With Arsene Wenger keen to give youth a chance, Lupoli stood out as he scored bags of goals for the youth team alongside another hotshot wonderkid, Nicklas Bendtner.

He made his first-team debut in October 2004 in a League Cup game against Manchester City, before scoring his two maiden senior goals in the next round versus Everton. Lupoli saw Premier League action for the one and only time in the 2005-06 season, a defeat against Blackburn Rovers.

However, with the path to regular action blocked by Henry & Co., Lupoli was sent on loan in 2006-07 to Championship club Derby County. While at Pride Park, he decided not to extend his deal at Arsenal, and instead sign a pre-contract agreement with Fiorentina and leave on a free that summer.

Arturo Lupoli ArsenalGoal/Getty

Having just made his Italy Under-21 debut, Lupoli was viewed as a real coup for the Viola, particularly as Napoli appeared to have a deal done before Fiorentina swooped in.

Pierpaolo Marino, Napoli chief executive, said at the time: "I had a verbal agreement with the player's agent.
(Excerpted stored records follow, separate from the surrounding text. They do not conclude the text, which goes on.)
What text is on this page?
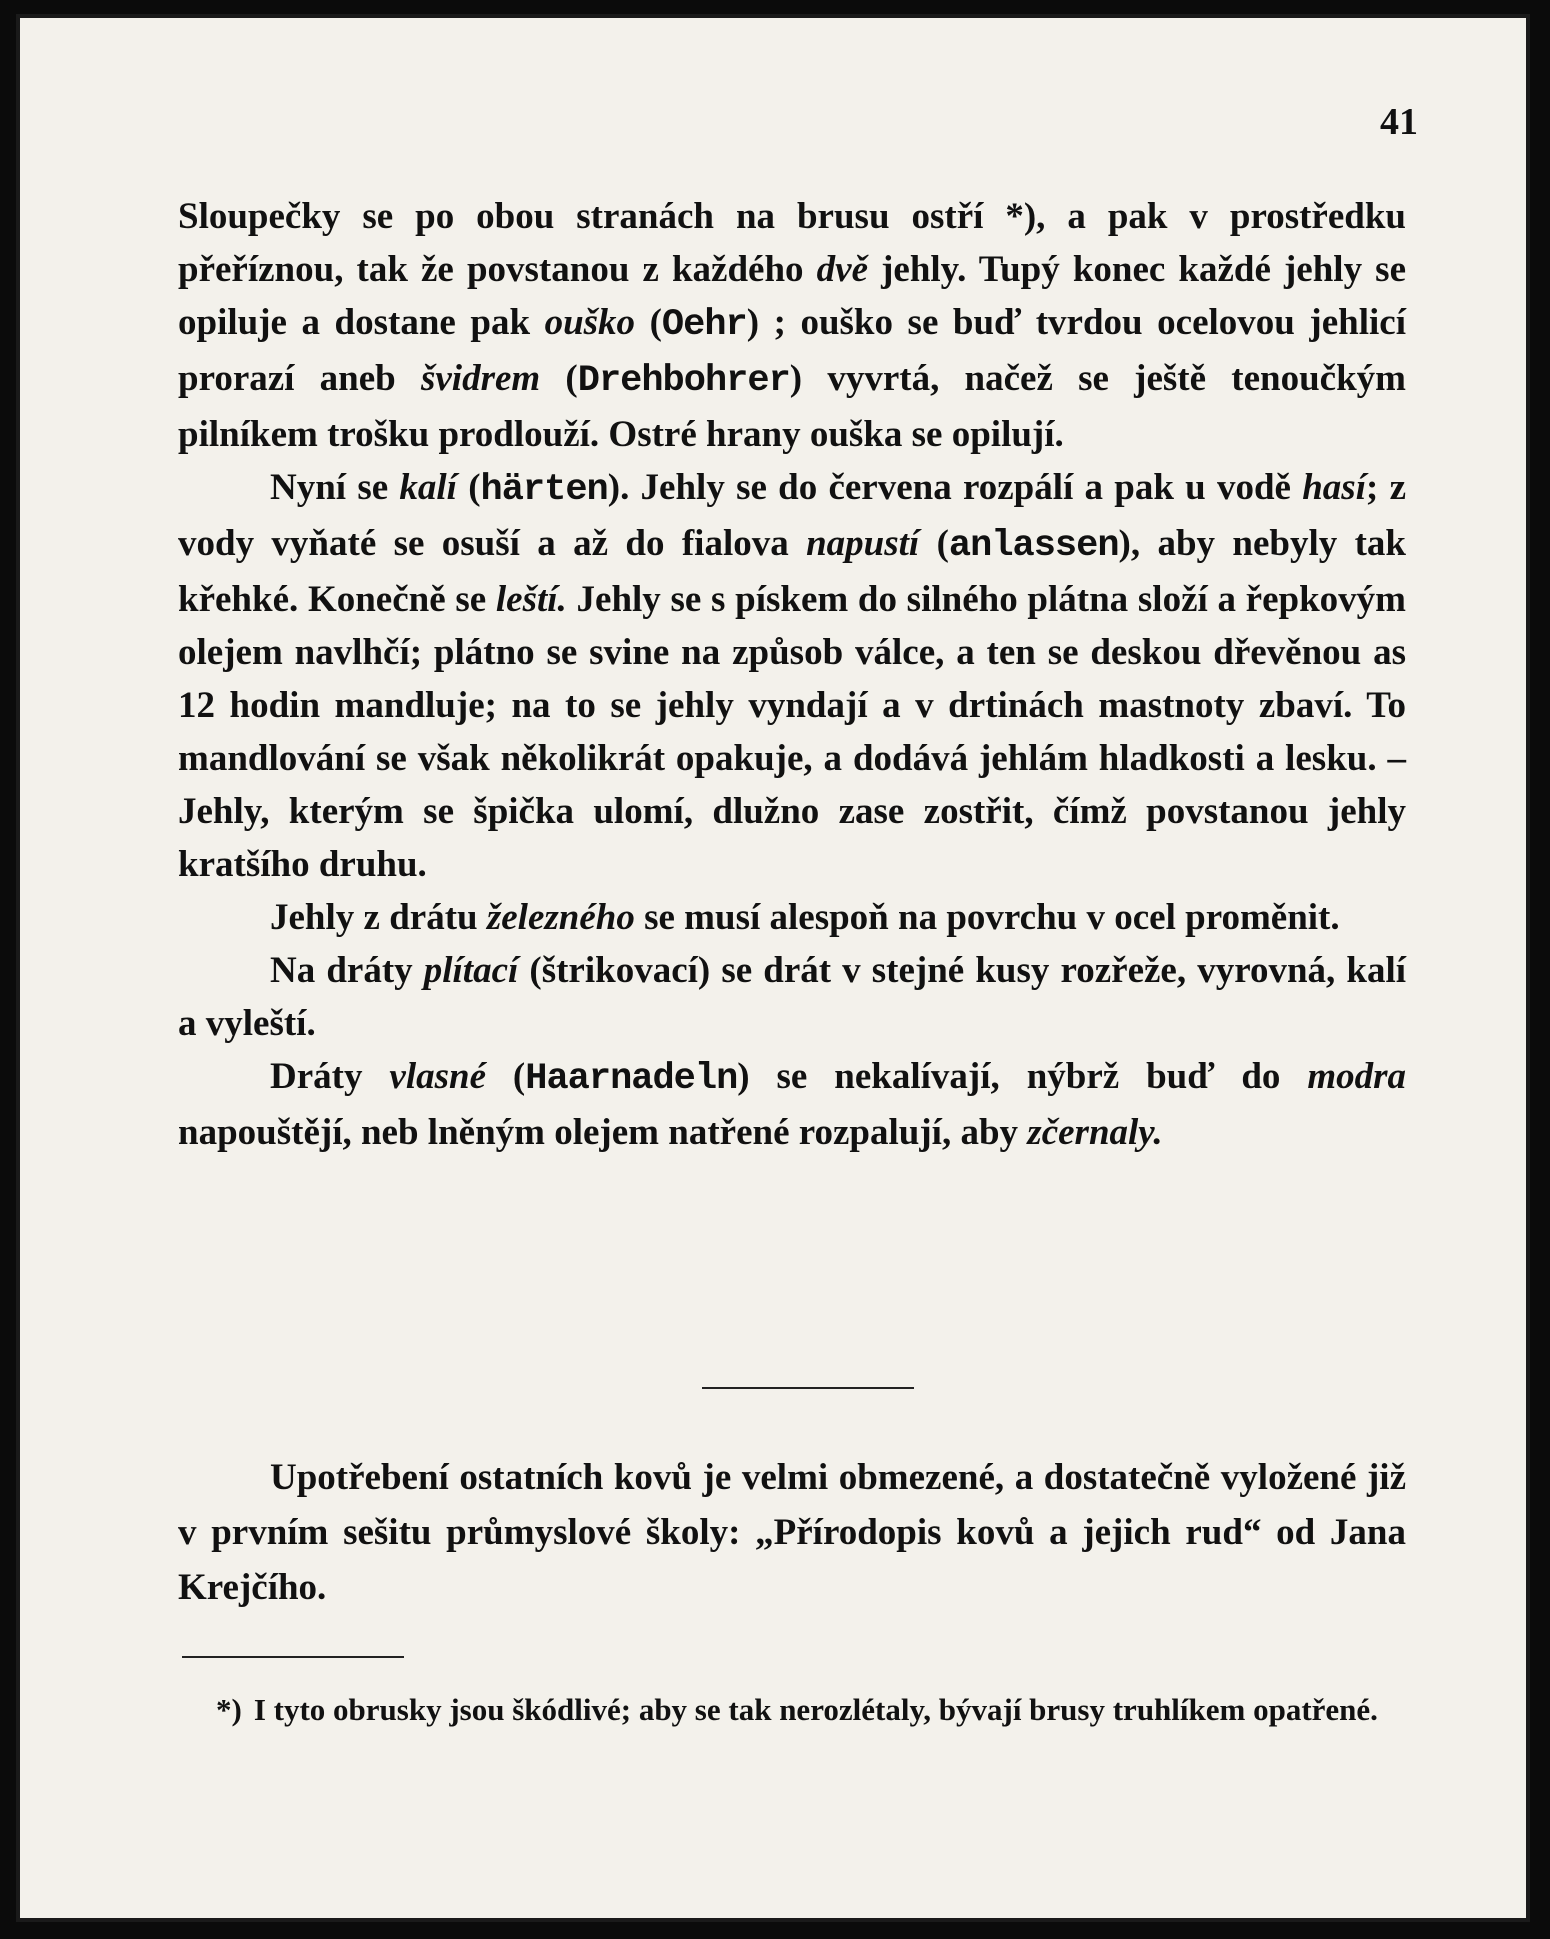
41

Sloupečky se po obou stranách na brusu ostří *), a pak v prostředku přeříznou, tak že povstanou z každého dvě jehly. Tupý konec každé jehly se opiluje a dostane pak ouško (Oehr) ; ouško se buď tvrdou ocelovou jehlicí prorazí aneb švidrem (Drehbohrer) vyvrtá, načež se ještě tenoučkým pilníkem trošku prodlouží. Ostré hrany ouška se opilují.

Nyní se kalí (härten). Jehly se do červena rozpálí a pak u vodě hasí; z vody vyňaté se osuší a až do fialova napustí (anlassen), aby nebyly tak křehké. Konečně se leští. Jehly se s pískem do silného plátna složí a řepkovým olejem navlhčí; plátno se svine na způsob válce, a ten se deskou dřevěnou as 12 hodin mandluje; na to se jehly vyndají a v drtinách mastnoty zbaví. To mandlování se však několikrát opakuje, a dodává jehlám hladkosti a lesku. – Jehly, kterým se špička ulomí, dlužno zase zostřit, čímž povstanou jehly kratšího druhu.

Jehly z drátu železného se musí alespoň na povrchu v ocel proměnit.

Na dráty plítací (štrikovací) se drát v stejné kusy rozřeže, vyrovná, kalí a vyleští.

Dráty vlasné (Haarnadeln) se nekalívají, nýbrž buď do modra napouštějí, neb lněným olejem natřené rozpalují, aby zčernaly.

Upotřebení ostatních kovů je velmi obmezené, a dostatečně vyložené již v prvním sešitu průmyslové školy: „Přírodopis kovů a jejich rud“ od Jana Krejčího.

*) I tyto obrusky jsou škódlivé; aby se tak nerozlétaly, bývají brusy truhlíkem opatřené.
He then told me that the player chose Florence. I wish the boy one day to play for Napoli and in that case spare us the tear-jerking statement to avoid the whistles of San Paolo”.
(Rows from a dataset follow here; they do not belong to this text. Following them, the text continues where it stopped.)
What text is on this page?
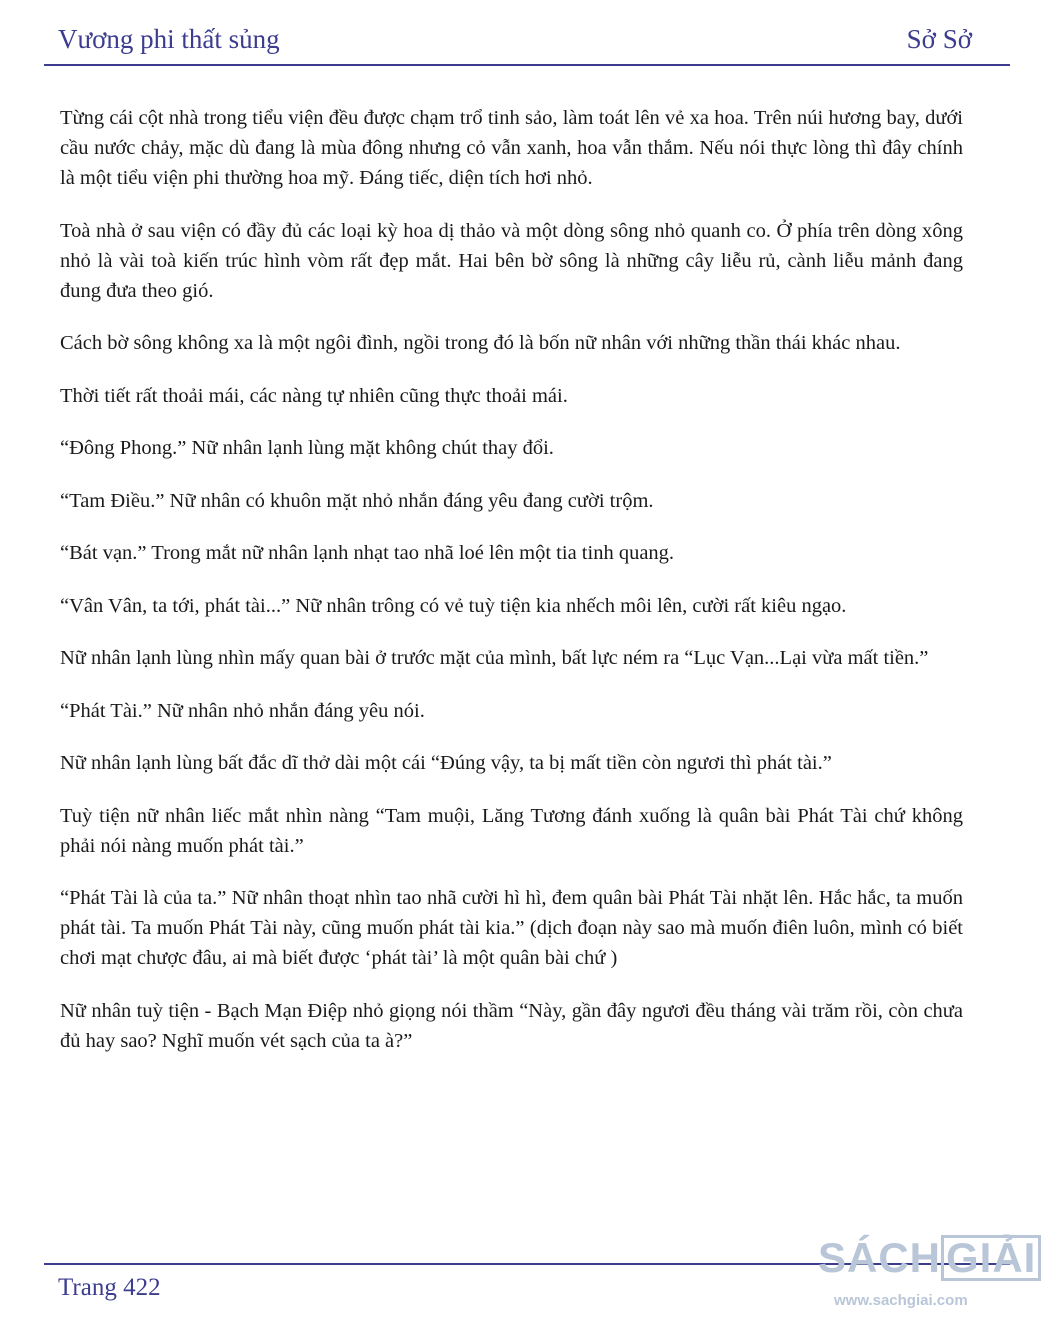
Vương phi thất sủng	Sở Sở

Từng cái cột nhà trong tiểu viện đều được chạm trổ tinh sảo, làm toát lên vẻ xa hoa. Trên núi hương bay, dưới cầu nước chảy, mặc dù đang là mùa đông nhưng cỏ vẫn xanh, hoa vẫn thắm. Nếu nói thực lòng thì đây chính là một tiểu viện phi thường hoa mỹ. Đáng tiếc, diện tích hơi nhỏ.

Toà nhà ở sau viện có đầy đủ các loại kỳ hoa dị thảo và một dòng sông nhỏ quanh co. Ở phía trên dòng xông nhỏ là vài toà kiến trúc hình vòm rất đẹp mắt. Hai bên bờ sông là những cây liễu rủ, cành liễu mảnh đang đung đưa theo gió.

Cách bờ sông không xa là một ngôi đình, ngồi trong đó là bốn nữ nhân với những thần thái khác nhau.

Thời tiết rất thoải mái, các nàng tự nhiên cũng thực thoải mái.

“Đông Phong.” Nữ nhân lạnh lùng mặt không chút thay đổi.

“Tam Điều.” Nữ nhân có khuôn mặt nhỏ nhắn đáng yêu đang cười trộm.

“Bát vạn.” Trong mắt nữ nhân lạnh nhạt tao nhã loé lên một tia tinh quang.

“Vân Vân, ta tới, phát tài...” Nữ nhân trông có vẻ tuỳ tiện kia nhếch môi lên, cười rất kiêu ngạo.

Nữ nhân lạnh lùng nhìn mấy quan bài ở trước mặt của mình, bất lực ném ra “Lục Vạn...Lại vừa mất tiền.”

“Phát Tài.” Nữ nhân nhỏ nhắn đáng yêu nói.

Nữ nhân lạnh lùng bất đắc dĩ thở dài một cái “Đúng vậy, ta bị mất tiền còn ngươi thì phát tài.”

Tuỳ tiện nữ nhân liếc mắt nhìn nàng “Tam muội, Lăng Tương đánh xuống là quân bài Phát Tài chứ không phải nói nàng muốn phát tài.”

“Phát Tài là của ta.” Nữ nhân thoạt nhìn tao nhã cười hì hì, đem quân bài Phát Tài nhặt lên. Hắc hắc, ta muốn phát tài. Ta muốn Phát Tài này, cũng muốn phát tài kia.” (dịch đoạn này sao mà muốn điên luôn, mình có biết chơi mạt chược đâu, ai mà biết được ‘phát tài’ là một quân bài chứ )

Nữ nhân tuỳ tiện - Bạch Mạn Điệp nhỏ giọng nói thầm “Này, gần đây ngươi đều tháng vài trăm rồi, còn chưa đủ hay sao? Nghĩ muốn vét sạch của ta à?”

Trang 422
SÁCH GIẢI
www.sachgiai.com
Fiorentina CEO Pantaleo Corvino meanwhile was delighted: “We wanted to close this deal, we always think about the present, but also about the future. Lupoli can play both first and second striker, he has a great sense in front of goal and in Florence he will be able to grow among the many champions we have in the team”.

Prandelli had been in charge of the Parma first team while Lupoli was scoring 45 goals in just 22 matches with the youth squad, and was seemingly thrilled to have the player on his books again.

He said after the striker was confirmed on a five-year deal: “I can only say that I have known him since the days of Parma. He was with the youth team, but I was already coaching him with the first team. If I were a fan I would be very happy to see that this club thinks so much about the future”.

For all the talk about the future, much was expected immediately from boy wonder Lupoli. Yet on the first day of the 2007-08 Serie A season, Lupoli was not in the squad. In fact, he would not make his Fiorentina debut until December.

The embarrassment of Viola attacking riches meant Lupoli had stepped from the oven and into the furnace. His path to the first team was just as blocked in Florence as it had been in London.

On December 11, 2007, Lupoli is brought on as a half-time sub in a Coppa Italia clash with Ascoli. For the player signed on a five-year deal with much fanfare, these would be the only minutes he would ever play for Fiorentina.

Arturo Lupoli HonvedGoal/Getty

The following month, he was sent on loan to Italian lower league side Treviso, and in 2008-09 he returned to the English second tier with spells at Norwich and Sheffield United.

In June 2009, Viola relased this statement: "Fiorentina announces that it has jointly sold the striker Arturo Lupoli to Ascoli and that it has acquired the midfielder Francesco Di Tacchio."

Short, and not sweet – not unlike Lupoli's spell at the club, with the player later admitting in a Gazzetta dello Sport interview that turning down the move to Napoli was a massive mistake.

“At Fiorentina... it was the worst year of my career," he said. "And to think that I was done with Napoli: De Laurentiis and Marino were waiting for me to sign.

"External pressures led me to choose Florence, making me look bad with Napoli to whom I had given my word. I was rewarded from an economic point of view, but sunk from the technical one. The following year nobody wanted me. I had ended up in oblivion."

A short loan spell to Hungarian historical giants Honved aside, the remainder of Lupoli's career is a road trip into obscurity that even the most ardent Football Italia fan would struggle to navigate: Grossetto, Varese, Frosinone, Pisa, Catania, Sudtirol, Fermana, Virtus Verona.

At 34, he continues to do the rounds with Virtus Verona in Serie C, but on the evidence of his strike partner in the Parma youth squad – Giuseppe Rossi – there could have been so much more.

Poor advice and a lack of first-team chances – a deadly cocktail which many promising young players have been forced to drink early in their careers. Lupoli got a mouthful, and never managed to wash away the bad taste.